The Czech reality is thus paradoxical: people end up paying more for their basic cost of living than workers in one of Europe’s richest countries—workers who often work significantly fewer hours. 

2025-12-08

Isolationism

 This article emerged from a comment I originally asked ChatGPT to produce.

 ‘It is often said that the United States is “the biggest” and “the most powerful.” But size does not equate to maturity or stability. And this is precisely where the fundamental difference between the today’s US and Western Europe becomes evident.


Countries such as Luxembourg, the Netherlands, or Denmark possess something that contemporary America increasingly lacks: a mentality and an institutional quality that generate genuine prosperity.

Luxembourg is today the richest country in the world per capita. Not because of its location. Not because of natural resources. But because of a mentality: low corruption, a professional and competent state administration, stable politics, long-term planning, and respect for expertise. This is a civilizational model. And if this model existed anywhere — including on American soil, that place would be escalate for wealthy and more advanced. It would flourish, just as the Benelux region does. Prosperity is not a geographic coincidence; it is a cultural pattern.

Western Europe as a whole — the Benelux, and Germany, the Nordic countries, Austria, Switzerland — shares a common foundation: a disciplined mindset, strong institutions, minimal chaos, and a high standard of living. It is not merely about statistics. It is about civilizational maturity.

Today’s United States, by contrast, suffers from problems strikingly similar to those of Central Europe: deepening polarization, declining educational standards, drug epidemics, regional poverty, brain drain, and a political culture built on populism. A mentality shaped — and amplified — by political chaos.

This weakness is laid bare in the era of Donald Trump.
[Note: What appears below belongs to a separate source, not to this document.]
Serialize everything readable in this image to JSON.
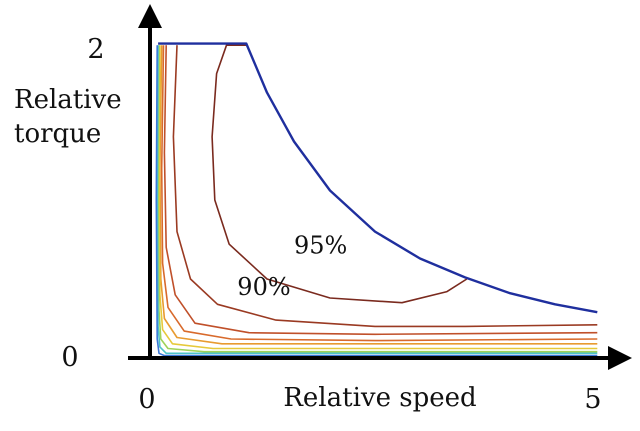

Trump is not only an American issue. He is a symbol of declining leadership quality, disregard for institutions, and geopolitical illiteracy. And the world responds accordingly. Australia holds him in contempt. Western Europe distrusts him and pushes back. Canada, South Korea, Japan, and South American countries keep their distance. Even authoritarians like Putin or Xi Jinping prefer to use him rather than respect him. Ukraine doesn’t agree. Trump is isolated — politically and mentally.

Paradoxically, this mirrors an illness familiar in Czechia: quick words, no plan, no strategy, just populism. In this sense, the United States and Czechia share more than one might assume.

Western Europe — including Germany — meanwhile maintains discipline, continuity, and long-term vision, even if Germany underestimated its own defense after the Second World War. It should possess technologies that safeguard its sovereignty, comparable to something like the B-2.

But despite its flaws, Western Europe remains more civilizationally mature. Not larger. Not more powerful in absolute terms. But of higher quality. More stable. More adult.

People often claim that wealth and advancement are matters of resources. In reality, they are matters of mentality.’